Art. 8. Free persons and slaves are incapable of contracting marriage together; the celebration of such marriages is forbidden, and the marriage is void; it is the same with respect to the marriages contracted by free white persons with free people of color.

Art. 9. Marriage between persons related to each other in the direct ascending or descending line, is prohibited.  This prohibition is not confined to legitimate children, it extends also to children born out of marriage.

Art. 10. Among collateral relations, marriage is prohibited between brother and sister, whether of the whole or of the half blood, whether legitimate or illegitimate, and also between the uncle and the niece, the aunt and the nephew.

Art. 11. The minor of either sex, who has attained the competent age to marry, must have received the consent of his or her father and mother, if alive, or the survivor of them if one has died.

Art. 12. Besides the preceding general rulas, there are divers formalities to be fulfilled for the publication and celebration of marriages, which are established by a special act of the legislature.

 

CHAPTER III - OF THE NULLITY OF MARRIAGES

Art. 13. Marriages celebrated without the free consent of the married persons or of one of them, can only be annulled upon the application of the married persons, or of the party whose consent was not free.
When there has been a mistake in the person, the party laboring under the mistake, can alone impeach the marriage.

Art. 14. In the cases embraced by the preceding section, the application to obtain a sentence annulling the marriage, is inadmissible, if the married persons have, freely and without constraint, co-habited together after recovering their liberty, or discovering the mistake.

Art. 15. The marriage of minors contracted without the consent of the father and mother cannot for that cause be annulled, if it is otherwise contracted with the formalities prescribed by law; but such want of consent shall be a good cause for the father and mother to disinherit their children thus married, if they think proper.

Art. 16. Every marriage contracted under the other incapacities or nullities enumerated in the preceding chapter, may be impeached, either by the married persons themselves, or by any persons interested, or by the attorney general.

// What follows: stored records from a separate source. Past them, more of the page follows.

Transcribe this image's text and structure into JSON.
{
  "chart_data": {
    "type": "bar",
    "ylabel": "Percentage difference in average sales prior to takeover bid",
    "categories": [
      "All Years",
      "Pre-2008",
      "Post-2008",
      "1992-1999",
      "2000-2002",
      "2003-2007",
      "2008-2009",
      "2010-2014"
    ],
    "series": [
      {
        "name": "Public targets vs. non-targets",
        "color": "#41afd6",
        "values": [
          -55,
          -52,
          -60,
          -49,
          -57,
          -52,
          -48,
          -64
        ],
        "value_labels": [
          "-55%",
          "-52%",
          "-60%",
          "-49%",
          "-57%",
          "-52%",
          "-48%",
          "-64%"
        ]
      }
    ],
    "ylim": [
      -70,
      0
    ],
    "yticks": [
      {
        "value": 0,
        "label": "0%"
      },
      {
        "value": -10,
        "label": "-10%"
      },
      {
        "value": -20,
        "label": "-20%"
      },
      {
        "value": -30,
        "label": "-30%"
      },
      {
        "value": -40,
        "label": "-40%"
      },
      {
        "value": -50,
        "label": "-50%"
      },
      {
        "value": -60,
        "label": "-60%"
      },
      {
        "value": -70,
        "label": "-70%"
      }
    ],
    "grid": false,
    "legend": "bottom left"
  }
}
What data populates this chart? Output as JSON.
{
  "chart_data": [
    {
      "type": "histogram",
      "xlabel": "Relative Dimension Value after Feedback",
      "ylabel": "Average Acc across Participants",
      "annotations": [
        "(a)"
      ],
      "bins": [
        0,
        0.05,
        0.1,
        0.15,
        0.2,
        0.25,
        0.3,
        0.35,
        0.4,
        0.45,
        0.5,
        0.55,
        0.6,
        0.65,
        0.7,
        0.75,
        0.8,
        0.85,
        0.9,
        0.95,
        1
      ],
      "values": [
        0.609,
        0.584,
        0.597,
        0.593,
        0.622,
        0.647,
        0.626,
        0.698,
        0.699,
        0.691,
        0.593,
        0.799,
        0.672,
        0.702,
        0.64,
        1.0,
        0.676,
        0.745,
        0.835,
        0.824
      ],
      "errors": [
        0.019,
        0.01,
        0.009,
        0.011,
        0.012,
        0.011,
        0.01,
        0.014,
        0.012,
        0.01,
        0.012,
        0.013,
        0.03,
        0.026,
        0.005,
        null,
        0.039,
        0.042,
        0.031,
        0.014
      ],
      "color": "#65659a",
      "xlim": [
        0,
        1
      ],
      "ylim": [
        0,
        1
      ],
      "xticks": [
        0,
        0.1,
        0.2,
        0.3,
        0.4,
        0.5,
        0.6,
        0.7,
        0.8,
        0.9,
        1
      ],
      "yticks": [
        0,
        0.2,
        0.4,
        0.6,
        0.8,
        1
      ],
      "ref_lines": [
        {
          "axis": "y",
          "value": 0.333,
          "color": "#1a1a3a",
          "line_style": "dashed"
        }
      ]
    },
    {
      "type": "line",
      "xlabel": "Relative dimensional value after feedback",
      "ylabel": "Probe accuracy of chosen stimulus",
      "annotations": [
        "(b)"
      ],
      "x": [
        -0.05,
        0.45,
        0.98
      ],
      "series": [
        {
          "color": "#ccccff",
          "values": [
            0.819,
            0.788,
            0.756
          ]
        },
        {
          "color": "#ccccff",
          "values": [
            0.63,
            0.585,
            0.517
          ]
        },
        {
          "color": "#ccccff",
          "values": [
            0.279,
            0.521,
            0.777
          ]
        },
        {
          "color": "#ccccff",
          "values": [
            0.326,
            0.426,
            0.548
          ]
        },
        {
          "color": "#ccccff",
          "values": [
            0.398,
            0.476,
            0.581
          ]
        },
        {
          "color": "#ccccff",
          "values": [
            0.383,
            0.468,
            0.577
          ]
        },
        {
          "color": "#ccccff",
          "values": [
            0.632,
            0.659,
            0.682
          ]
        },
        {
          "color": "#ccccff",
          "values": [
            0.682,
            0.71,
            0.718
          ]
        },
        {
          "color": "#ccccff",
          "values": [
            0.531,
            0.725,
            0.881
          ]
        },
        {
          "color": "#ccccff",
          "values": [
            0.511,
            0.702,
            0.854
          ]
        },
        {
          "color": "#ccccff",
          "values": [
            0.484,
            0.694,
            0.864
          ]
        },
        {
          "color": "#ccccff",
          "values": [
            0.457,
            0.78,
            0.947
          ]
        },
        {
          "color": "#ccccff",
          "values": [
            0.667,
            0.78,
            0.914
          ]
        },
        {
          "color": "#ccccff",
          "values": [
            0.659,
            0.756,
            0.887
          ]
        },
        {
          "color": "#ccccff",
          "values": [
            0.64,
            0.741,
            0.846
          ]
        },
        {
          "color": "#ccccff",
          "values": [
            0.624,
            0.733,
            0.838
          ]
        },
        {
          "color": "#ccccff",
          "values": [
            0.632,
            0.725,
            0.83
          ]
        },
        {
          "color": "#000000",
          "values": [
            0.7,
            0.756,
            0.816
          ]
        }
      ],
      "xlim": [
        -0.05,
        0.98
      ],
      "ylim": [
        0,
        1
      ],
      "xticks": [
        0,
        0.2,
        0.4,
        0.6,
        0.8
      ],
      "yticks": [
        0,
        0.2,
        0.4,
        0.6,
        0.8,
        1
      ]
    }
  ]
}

Art. 17. But in all cases where, conformably to the preceeding article, the action of nullity may be instituted by any interested person, collateral relations or children born of another marriage, during the life of the said married persons, cannot bring such action, unless they have an actual interest therein.

Art. 18. The married person to whose prejudice a second marriage has been contracted, can sue for the nullity of such marriage, even during the life of his or her partner.